#6825·optuna

`get_all_study_summaries` ignores constraints when selecting `best_trial`

Author: AayushMainali-GithubCreated Aug 25, 2026Updated Aug 25, 2026

Expected behavior

StudySummary.best_trial should match Study.best_trial for constrained studies. Only feasible trials (all constraint values <= 0) should be considered.

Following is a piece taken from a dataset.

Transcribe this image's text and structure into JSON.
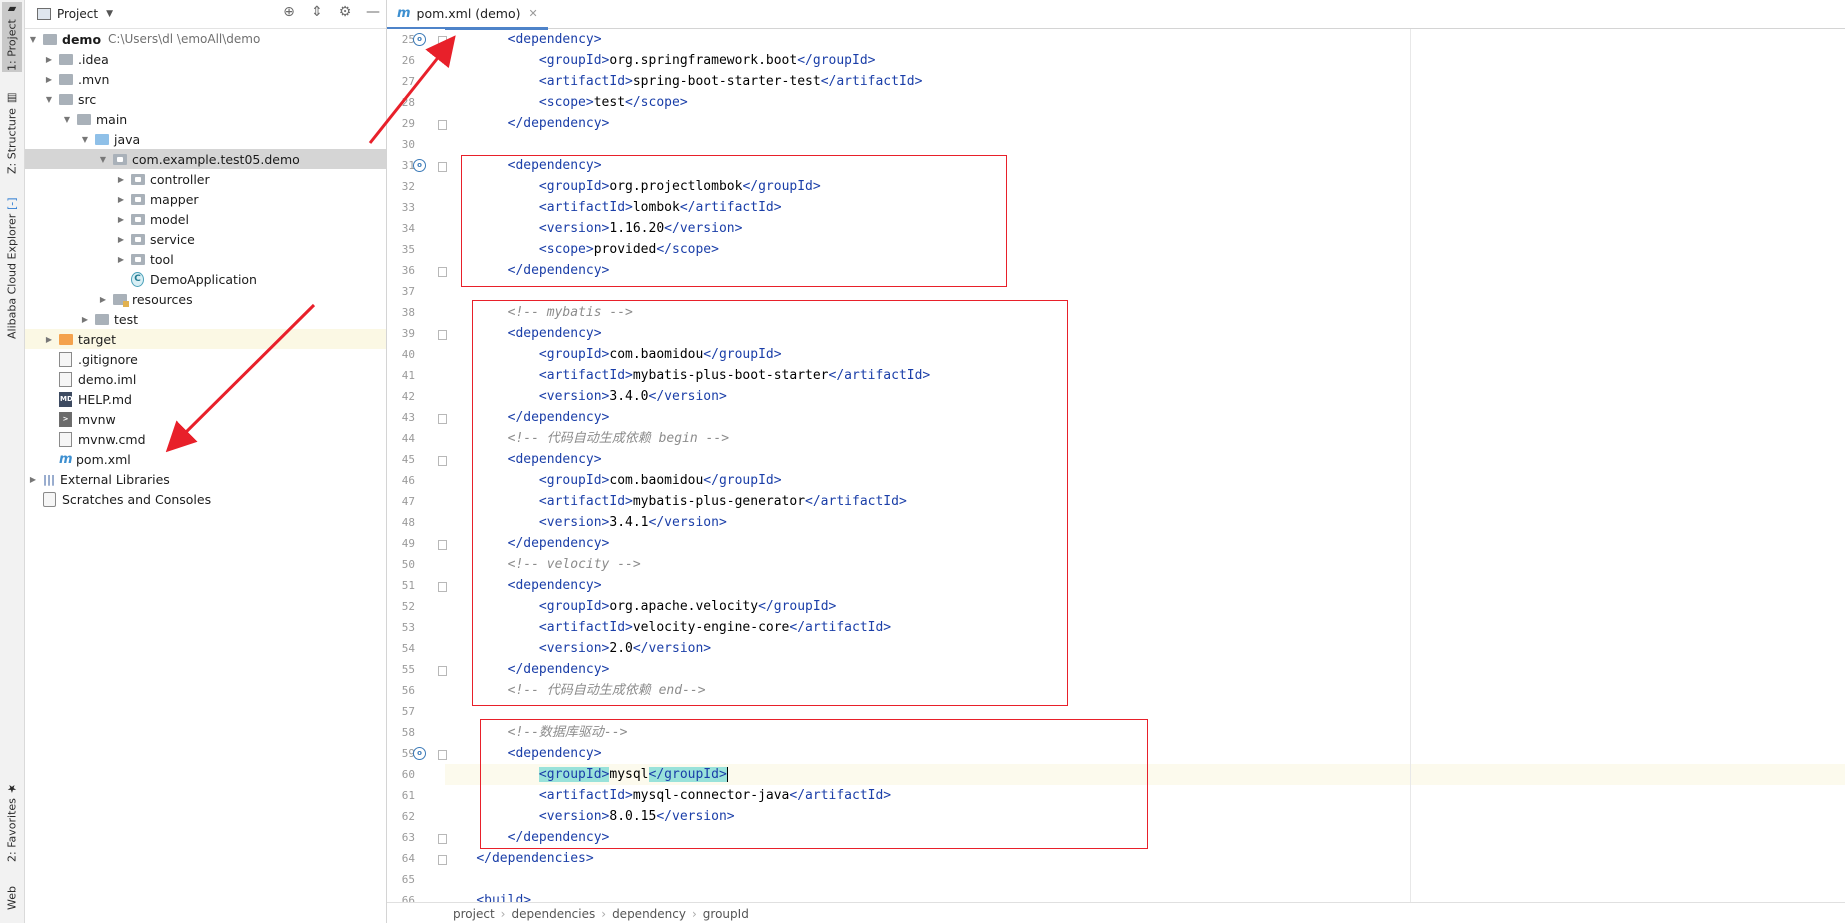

If every complete trial is infeasible, best_trial should be None. Study.best_trial already raises ValueError in that case.

Environment

  • Optuna version: 5.0.0.dev
  • Python version: 3.14.7
  • OS: Linux-6.1.177-224.371.amzn2023.x86_64-x86_64-with-glibc2.34

Error messages, stack traces, or logs

bash
study.best_trial: {'x': 5.0} value=5.0 constraints={'c': 0.0}
summary.best_trial: {'x': -10.0} value=-10.0 constraints={'c': 15.0}

Steps to reproduce

  1. Run the following:
python
import optuna


def objective(trial):
    x = trial.suggest_float("x", -10, 10)
    trial.set_constraint("c", 5 - x)  # feasible iff x >= 5
    return x


study = optuna.create_study(direction="minimize")
study.enqueue_trial({"x": -10.0})  # infeasible, better objective
study.enqueue_trial({"x": 5.0})  # feasible
study.optimize(objective, n_trials=2)

print("study.best_trial:", study.best_trial.params, study.best_trial.value, study.best_trial.constraints)

summary = optuna.get_all_study_summaries(study._storage)[0]
print("summary.best_trial:", summary.best_trial.params, summary.best_trial.value, summary.best_trial.constraints)
  1. Study.best_trial is the feasible trial (x=5.0). StudySummary.best_trial is the infeasible trial (x=-10.0).

Additional context (optional)

get_all_study_summaries picks best_trial with min/max over complete trials and does not filter infeasible trials. Reproduced with InMemoryStorage, sqlite, and JournalStorage.